Did You Have a Car Accident Involving a Deer?
A century ago, white-tailed deer were rare on the East Coast. Now they number more than 20 million, and they’re everywhere: in back yards, in parks and on the roads. Collisions with deer cause 200 human deaths and cost more than $4 billion per year. Don’t assume it won’t happen to you! Deer car accidents are more common than you think. In fact, you have a 1/169 chance of hitting a deer, according to State Farm. Here’s what you should do if you get into a deer car accident.
What to Do if You Hit a Deer
Two eyes shining in the road. You hit the brakes, but it’s too late: You hear a thump as you strike the deer. What should you do if you hit a deer?
If your car has sustained minor damage, it might be tempting to drive away. Don’t do it. Pull over in a safe place and call the police to report hitting a deer. Take pictures of the scene and any damage to your car. If there are witnesses, ask for their contact information.
If the deer is alive and lying in the road, don’t try to move it yourself. You could be injured by a frightened, hurt animal. If you see a deer that appears injured — with a broken leg, for instance — don’t try to catch it. Mark the spot and call your local wildlife rehab group.
How does hitting a deer affect your car insurance?
A collision with a deer is typically a covered loss, according to Allstate. Read your comprehensive coverage policy to see if collisions with animals are covered. If there’s no physical contact with the deer (e.g. you swerve and hit a tree), it will probably be considered a collision loss. Some states let the policyholder choose if the loss should be paid under collision or comprehensive coverage.
The average cost of a deer crash? $3,900, State Farm says. The good news is that insurers typically don’t hold drivers responsible for car accidents involving deer, and so your rates are unlikely to increase.

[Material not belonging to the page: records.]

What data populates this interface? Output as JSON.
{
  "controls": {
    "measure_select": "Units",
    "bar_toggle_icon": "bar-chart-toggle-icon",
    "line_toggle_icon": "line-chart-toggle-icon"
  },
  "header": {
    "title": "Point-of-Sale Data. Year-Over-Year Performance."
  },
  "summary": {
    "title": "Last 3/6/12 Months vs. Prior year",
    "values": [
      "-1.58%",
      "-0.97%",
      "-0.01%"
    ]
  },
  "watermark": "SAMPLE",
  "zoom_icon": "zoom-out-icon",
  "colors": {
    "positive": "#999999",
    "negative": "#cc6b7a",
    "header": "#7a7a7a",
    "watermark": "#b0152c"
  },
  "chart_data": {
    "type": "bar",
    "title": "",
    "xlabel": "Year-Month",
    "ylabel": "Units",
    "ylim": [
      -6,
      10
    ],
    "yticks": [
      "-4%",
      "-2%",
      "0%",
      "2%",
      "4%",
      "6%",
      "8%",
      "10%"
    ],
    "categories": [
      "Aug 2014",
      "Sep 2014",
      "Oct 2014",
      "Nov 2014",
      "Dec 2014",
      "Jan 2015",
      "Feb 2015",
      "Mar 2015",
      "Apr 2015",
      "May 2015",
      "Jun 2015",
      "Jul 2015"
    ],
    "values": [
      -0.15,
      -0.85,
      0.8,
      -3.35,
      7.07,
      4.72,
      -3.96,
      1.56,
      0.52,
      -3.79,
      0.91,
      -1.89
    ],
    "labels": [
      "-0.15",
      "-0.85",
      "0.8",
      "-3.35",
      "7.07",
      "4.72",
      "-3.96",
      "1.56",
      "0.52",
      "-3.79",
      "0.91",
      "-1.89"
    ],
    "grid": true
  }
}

When do deer crashes occur?
Deer car crashes are most common in October, November and December, with November being the peak. This is mating season for deer, so deer tend to roam more. They also can be more prevalent in late spring and early summer, when young deer start to establish new territory for themselves.
Crashes occur most frequently at dawn and dusk, as deer come out to feed. Plus, lower visibility makes it more difficult for the driver to see them. While they’re more common in rural areas, suburban crashes can happen as well – particularly as new development infringes on deer habitats.
The most common states for deer car accidents tend to be Midwestern or Appalachian, with Michigan, Wisconsin and West Virginia reporting the most crashes per capita. Crashes are also prevalent on the East Coast and the Pacific Northwest, though to a much lesser extent.
How to avoid a deer car accident
Even though car accidents caused by deer are common, they’re not inevitable. To avoid hitting a deer, you should:
- Be extra vigilant October through early January.
- Watch out for deer when they’re most active, at dawn and dusk.
- Expect to see more deer if you spot one beside the road.
- Don’t swerve to avoid a deer, because you could hit another car.
- Use your high-beams in rural areas if there’s no oncoming traffic.
- Slow down and flash your lights if you see a deer standing in the middle of the road.
Should you hit a deer?
If you see a deer ahead of you on the road, it’s important not to try to swerve out of it’s way. Deer car crashes because approximately 200 fatalities per year, and many of them result from car crashes caused by the driver attempting to swerve. Instead, make sure to slow down, and if the deer refuses to move, simply prepare for impact.
Some people say you should speed up instead of braking if you can’t avoid hitting a deer, but a Mythbusters investigation involving a rubber moose found that to be a myth. It’s safer to strike an animal at low speed, the show discovered, than to speed up hoping to launch the animal over the vehicle.
Can you eat a deer you hit with your car?
You can, if you follow the proper safety procedures and obey state law. Modern Farmer magazine argues that eating roadkill is not only sensible but is eminently ethical. If even a third of the 1.23 million deer killed each year could be salvaged, the magazine says, it would amount to about 20 million pounds of free-range venison.
To salvage a freshly struck deer, you need to act quickly. On a warm fall day, the carcass should be gutted and cooled within 4-5 hours — ideally within 30 minutes, Superior Meats owner Jerry Stroot tells The Missoulian. Pay attention to how the deer died, too. If the deer is struck on the head, that’s a clean kill. The meat is likely not usable if it’s been battered and run over. If you’re not an experienced hunter, get help from one when you’re assessing and processing the carcass.
But is it legal to harvest a deer struck by a car? That depends on where you live. Texas, Tennessee, California and Washington prohibit collecting roadkill. In West Virginia, it’s fine as long as you report the kill within 12 hours; in Wyoming and Vermont, you must have a game warden tag the carcass.